L'arresto del Corea era stato effettuato per indurre il figlio, e con lui la banda che capeggiava, a costituirsi; lo aveva chiaramente compreso il capitano Tentoni, comandante della colonna mobile di stanza a Taverna il quale, chiamato in causa dal procuratore del Re, dissociò le sue responsabilità da quelle del capitano comandante la guardia mobile del mandamento Ignazio Poerio Piterà, facendo osservare rispettosamente ma fermamente che non avrebbe mai proceduto all'arresto del Corea sia perchè non aveva mandato di cattura sia perchè sua divisa era la legalità; da ciò può comprendersi come quell'arresto fosse avvenuto senza alcuna prova di colpevolezza ma sulla base di semplici congetture.

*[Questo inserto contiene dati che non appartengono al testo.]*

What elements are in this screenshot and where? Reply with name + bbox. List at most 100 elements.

Il processo istruttorio infatti non riuscì ad acquisire alcuna prova decisiva e sicura a carico del Corea il quale, con un indubbio accento di sincerità, rese al giudice questa dichiarazione: "Io sono innocente di quanto mi si imputa, non ho avuto mai corrispondenza con malfattori, nè con mio figlio quand'era in campagna. La bisacca con i commestibili che mi furono sorpresi era di mia pertinenza, perchè andavo in campagna a lavorare".

La Gran Corte Criminale della Calabria Ulteriore Seconda si pronunciò sulla vicenda il 10 gennaio 1862.

"Essendosi - è scritto nella sentenza - infruttuosamente investigato sul conto del incolpato si ordina che gli atti della causa medesima si conservino in Archivio fino alla soppravvenienza di ulteriori lumi e l'imputato venga rimesso in libertà".

Dopo due mesi di carcere Francesco Corea potè far ritorno ad Albi.

L'ultimo atto della sua triste avventura fu quello di rivolgersi al presidente della Gran Corte per rientrare in possesso della vertola, come è scritto nella petizione, contenente le povere cose che gli erano state sequestrate al momento dell'arresto.